//BÖLÜM 138//

3K 161 33
                                    

//Defne'den//

Gözümü gelen ıslık sesleriyle beraber açtım. Gerinip elimin altında duran yastığa biraz daha sarıldığımda bu yastığın Ömer'in olduğunu anlamıştım kokusundan. O yüzden koala gibi yapışmışım zaten.

Islık sesi kesildiği sırada Ömer girdi görüş açıma. Elinde kırmızı renkte bir gülle bana yaklaştı. Yatağın ucuna oturduğunda onu sarıldığım yastığın üzerine bırakmıştı.

"Günaydın." Dudaklarını burnumun ucuna bastırıp tüy gibi bir öpücük bıraktı.

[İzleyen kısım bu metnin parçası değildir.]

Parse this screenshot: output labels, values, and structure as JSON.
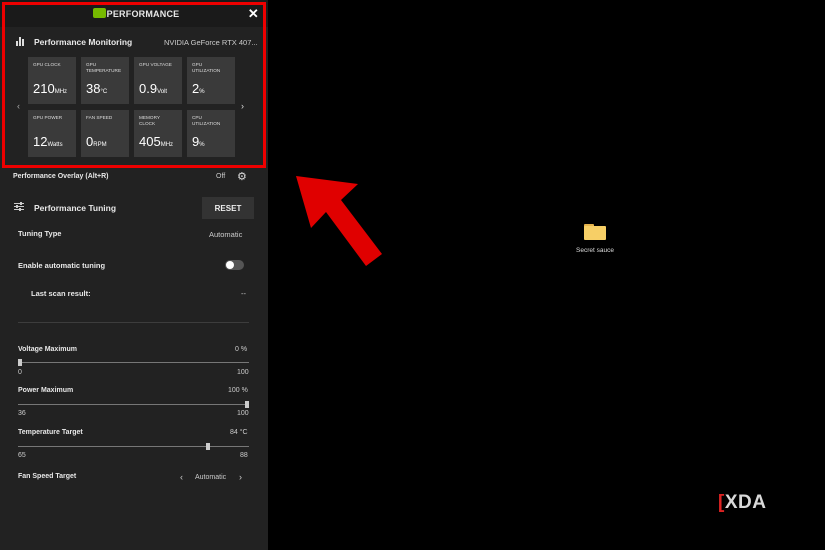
{
  "window": {
    "title": "PERFORMANCE"
  },
  "monitoring": {
    "title": "Performance Monitoring",
    "gpu_name": "NVIDIA GeForce RTX 407...",
    "tiles": [
      {
        "label": "GPU CLOCK",
        "value": "210",
        "unit": "MHz"
      },
      {
        "label": "GPU TEMPERATURE",
        "value": "38",
        "unit": "°C"
      },
      {
        "label": "GPU VOLTAGE",
        "value": "0.9",
        "unit": "Volt"
      },
      {
        "label": "GPU UTILIZATION",
        "value": "2",
        "unit": "%"
      },
      {
        "label": "GPU POWER",
        "value": "12",
        "unit": "Watts"
      },
      {
        "label": "FAN SPEED",
        "value": "0",
        "unit": "RPM"
      },
      {
        "label": "MEMORY CLOCK",
        "value": "405",
        "unit": "MHz"
      },
      {
        "label": "CPU UTILIZATION",
        "value": "9",
        "unit": "%"
      }
    ],
    "prev": "‹",
    "next": "›"
  },
  "overlay": {
    "label": "Performance Overlay (Alt+R)",
    "state": "Off"
  },
  "tuning": {
    "title": "Performance Tuning",
    "reset_label": "RESET",
    "type_label": "Tuning Type",
    "type_value": "Automatic",
    "auto_label": "Enable automatic tuning",
    "auto_on": false,
    "scan_label": "Last scan result:",
    "scan_value": "--",
    "sliders": [
      {
        "label": "Voltage Maximum",
        "value": "0 %",
        "min": "0",
        "max": "100",
        "fraction": 0
      },
      {
        "label": "Power Maximum",
        "value": "100 %",
        "min": "36",
        "max": "100",
        "fraction": 1
      },
      {
        "label": "Temperature Target",
        "value": "84 °C",
        "min": "65",
        "max": "88",
        "fraction": 0.83
      }
    ],
    "fan_label": "Fan Speed Target",
    "fan_value": "Automatic",
    "fan_prev": "‹",
    "fan_next": "›"
  },
  "desktop": {
    "folder_label": "Secret sauce"
  },
  "watermark": {
    "bracket": "[",
    "text": "XDA"
  },
  "colors": {
    "accent": "#76b900",
    "highlight": "#e00000"
  }
}
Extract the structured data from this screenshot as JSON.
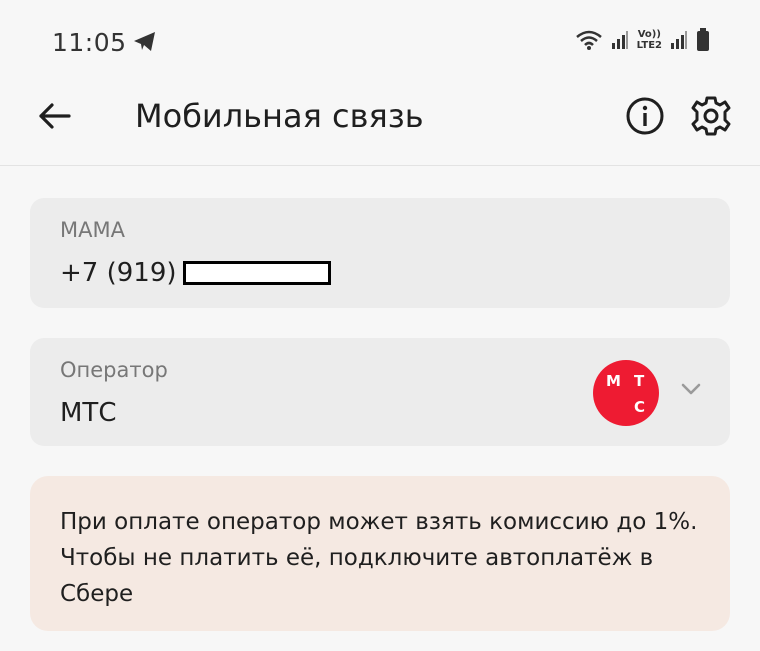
{
  "status_bar": {
    "time": "11:05",
    "icons": [
      "telegram-icon",
      "wifi-icon",
      "signal-icon",
      "volte-icon",
      "signal-icon-2",
      "battery-icon"
    ],
    "volte_label": "Vo))",
    "lte_label": "LTE2"
  },
  "app_bar": {
    "title": "Мобильная связь",
    "back_icon": "arrow-left-icon",
    "info_icon": "info-icon",
    "settings_icon": "gear-icon"
  },
  "contact": {
    "label": "МАМА",
    "phone_prefix": "+7 (919)"
  },
  "operator": {
    "label": "Оператор",
    "value": "МТС",
    "logo": {
      "letters": [
        "М",
        "Т",
        "С"
      ],
      "color": "#ee1b32"
    }
  },
  "notice": {
    "text": "При оплате оператор может взять комиссию до 1%. Чтобы не платить её, подключите автоплатёж в Сбере"
  },
  "colors": {
    "background": "#f7f7f7",
    "card": "#ececec",
    "notice_bg": "#f5e9e2",
    "mts_red": "#ee1b32"
  }
}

"Günaydın." dedim hala uyku mahmuru sesimle. Ömer saçlarımda elini gezdirirken ben gülü aldım ve burnuma yaklaştırdım.

"Çok güzel kokuyor."

"Senin kadar değil, neyse hadi kalk bakalım. Kahvaltı edelim." Başımı sallayıp doğrulduğumda hala çıplak olan vücuduma çarşafı sardım. Yerde duran geceliğime baktım. Onu şuan giyersem Ömer beni yeniden yatağa yatırırdı, elbette benim için sorun olmaz ama sonra konferansa geç kalırdık. Gözlerim onun tarafında rastgele yere bırakılmış tişörte kaydı. En iyi oydu.

"Ömer şu tişörtü bana uzatır mısın?" dediğimde arsız bir gülüş sardı yüzünü.

"Onu giymeden yanımda gezmen beni daha çok mutlu eder."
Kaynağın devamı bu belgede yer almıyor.